Référence contrôlée : Arrêté Ministériel du 26/05/2014, article Annexe I – 3
- Quel est le processus de validation des procédures ? Le processus d’élaboration et révision est formalisé dans le manuel SGS(paragraphe 9.1) Il prévoit les éléments suivants : Pour l’élaboration : Tout document de maîtrise d’exploitation peut être rédigé par le Responsable du Service ou toute personne désignée par lui ayant connaissance de l’opération qu’il décrit. Pour la validation : Après relecture et vérification par la Responsable Qualité, ces documents sont approuvés par le Directeur du Site. Pour la révision : Tout document fait l’objet d’une revue périodique, au minimum annuel ou lors de tout changement significatif, révision autorisée et suivie par le Responsable du Service concerné. - Les procédures sont-elles testées avant d’être mises en œuvre de façon opérationnelle ? Les personnels qui doivent les utiliser sont-ils associés à l’élaboration des procédures ? Les procédures ont été réalisées à partir des notices constructeurs des installations.

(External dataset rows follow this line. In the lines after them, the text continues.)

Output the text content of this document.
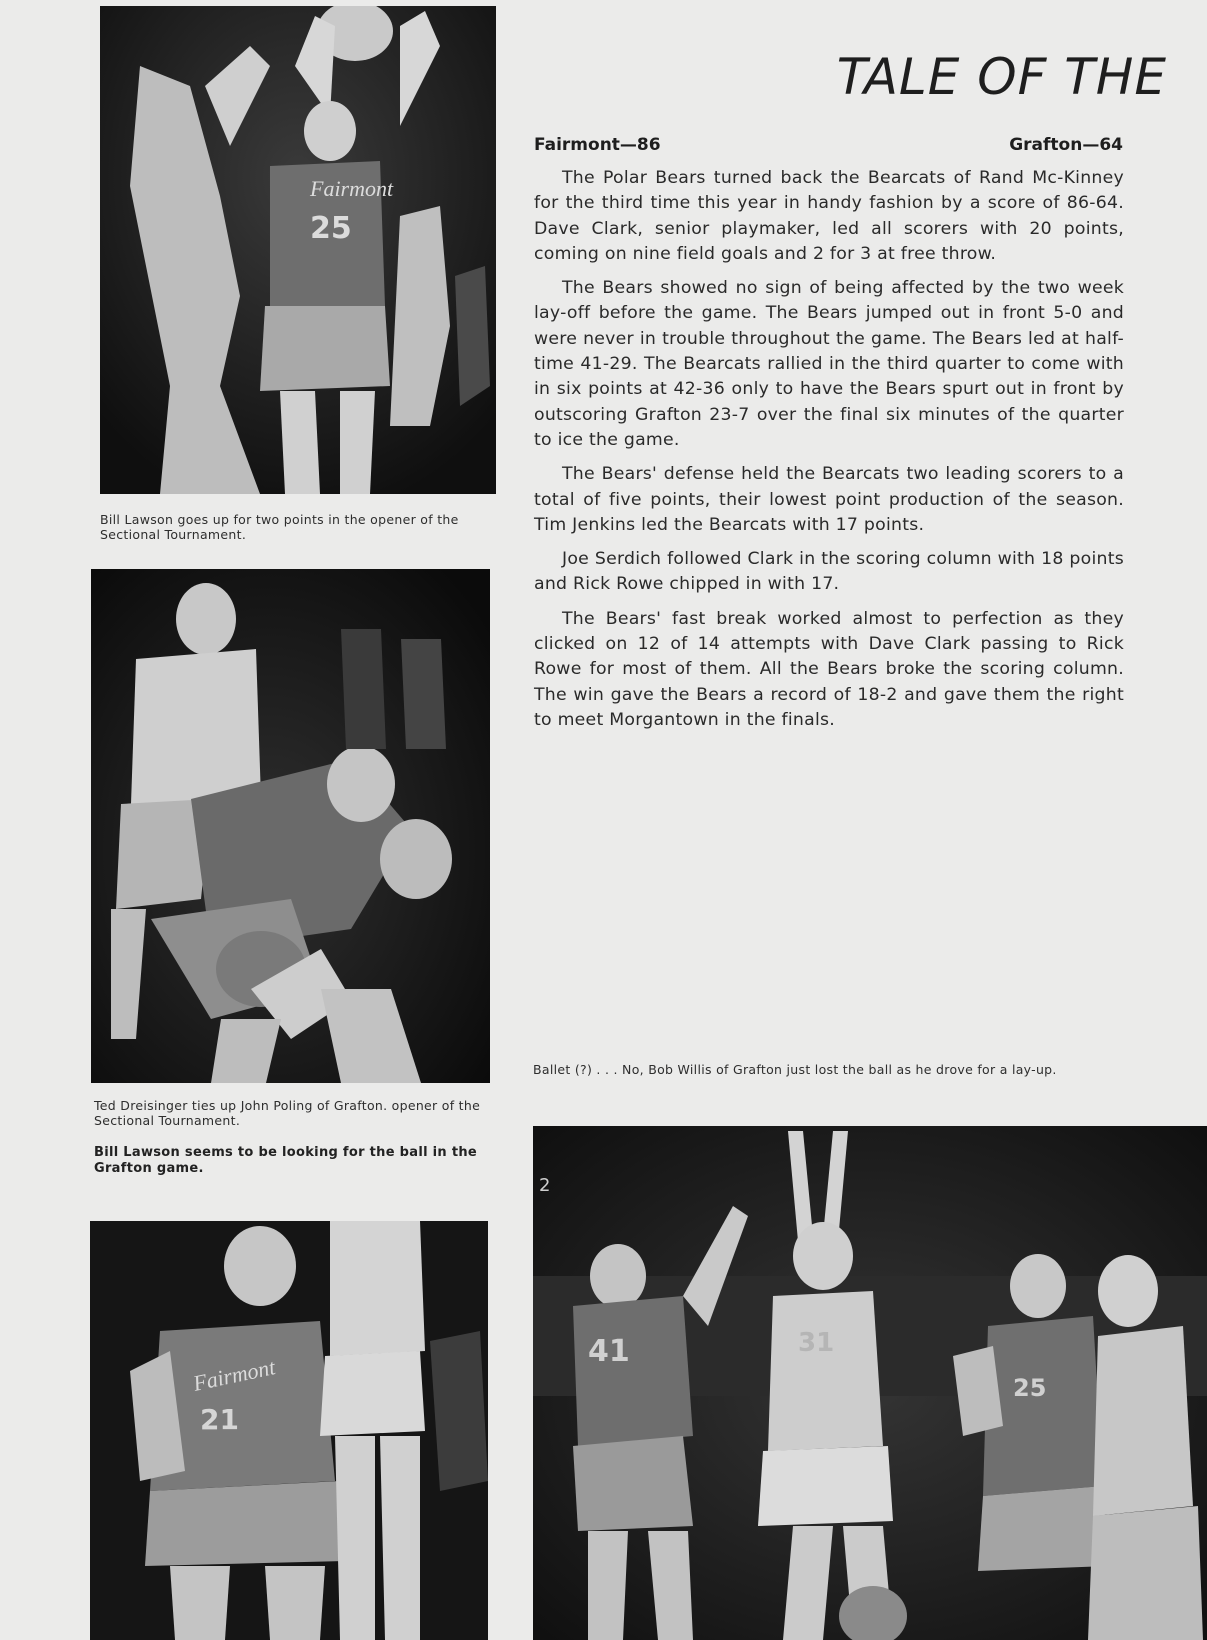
TALE OF THE

Fairmont—86	Grafton—64

The Polar Bears turned back the Bearcats of Rand Mc-Kinney for the third time this year in handy fashion by a score of 86-64. Dave Clark, senior playmaker, led all scorers with 20 points, coming on nine field goals and 2 for 3 at free throw.

The Bears showed no sign of being affected by the two week lay-off before the game. The Bears jumped out in front 5-0 and were never in trouble throughout the game. The Bears led at half-time 41-29. The Bearcats rallied in the third quarter to come with in six points at 42-36 only to have the Bears spurt out in front by outscoring Grafton 23-7 over the final six minutes of the quarter to ice the game.

The Bears' defense held the Bearcats two leading scorers to a total of five points, their lowest point production of the season. Tim Jenkins led the Bearcats with 17 points.

Joe Serdich followed Clark in the scoring column with 18 points and Rick Rowe chipped in with 17.

The Bears' fast break worked almost to perfection as they clicked on 12 of 14 attempts with Dave Clark passing to Rick Rowe for most of them. All the Bears broke the scoring column. The win gave the Bears a record of 18-2 and gave them the right to meet Morgantown in the finals.

Fairmont
25

Bill Lawson goes up for two points in the opener of the Sectional Tournament.

Ted Dreisinger ties up John Poling of Grafton. opener of the Sectional Tournament.

Bill Lawson seems to be looking for the ball in the Grafton game.

Fairmont
21

Ballet (?) . . . No, Bob Willis of Grafton just lost the ball as he drove for a lay-up.

2
41	31
25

Des communications régulières sont réalisées sur les consignes opérationnelles (voir point de contrôle n°4). Ils sont l’occasion, pour les opérateurs, de remonter des demandes de modifications de procédures.7/15
Référence contrôlée : Arrêté Ministériel du 26/05/2014, article Annexe I – 3
- Quelle est l’organisation mise en place concernant la gestion et la mise à jour de la documentation ? L’exploitant dispose d’une procédure de gestion documentaire (ref MO QUA 02) Cette procédure décrit la gestion documentaire (processus de rédaction, d’approbation et de diffusion). Le processus de gestion documentaire liée à la révision d’une procédure a été discuté en visite. Celui-ci n’est pas prévu dans la procédure MO QUA 02. - Comment les documents modifiés sont-ils diffusés ? La diffusion d’un document est prévue dans la procédure MO-QUA-02. L’exploitant prévoit que : - l’original est conservé par le responsable en charge de sa rédaction. Les documents sont scannés et conservés sur le réseau informatique. - Ce répertoire est accessible en lecture à l’ensemble des personnes. - A chaque modification, un mail est réalisé par la personne en charge du document. - L’exploitant désigne un responsable en charge de la maîtrise du document et notamment de veiller à l’utilisation de la dernière version en vigueur. Il prévoit également la destruction des versions antérieures. Demande à formuler à l’exploitant à la suite du constat : Demande n°1 : L’exploitant doit s’interroger sur la pertinence d’intégrer un processus de révision documentaire (définition d’une fréquence de révision, modalités, critère).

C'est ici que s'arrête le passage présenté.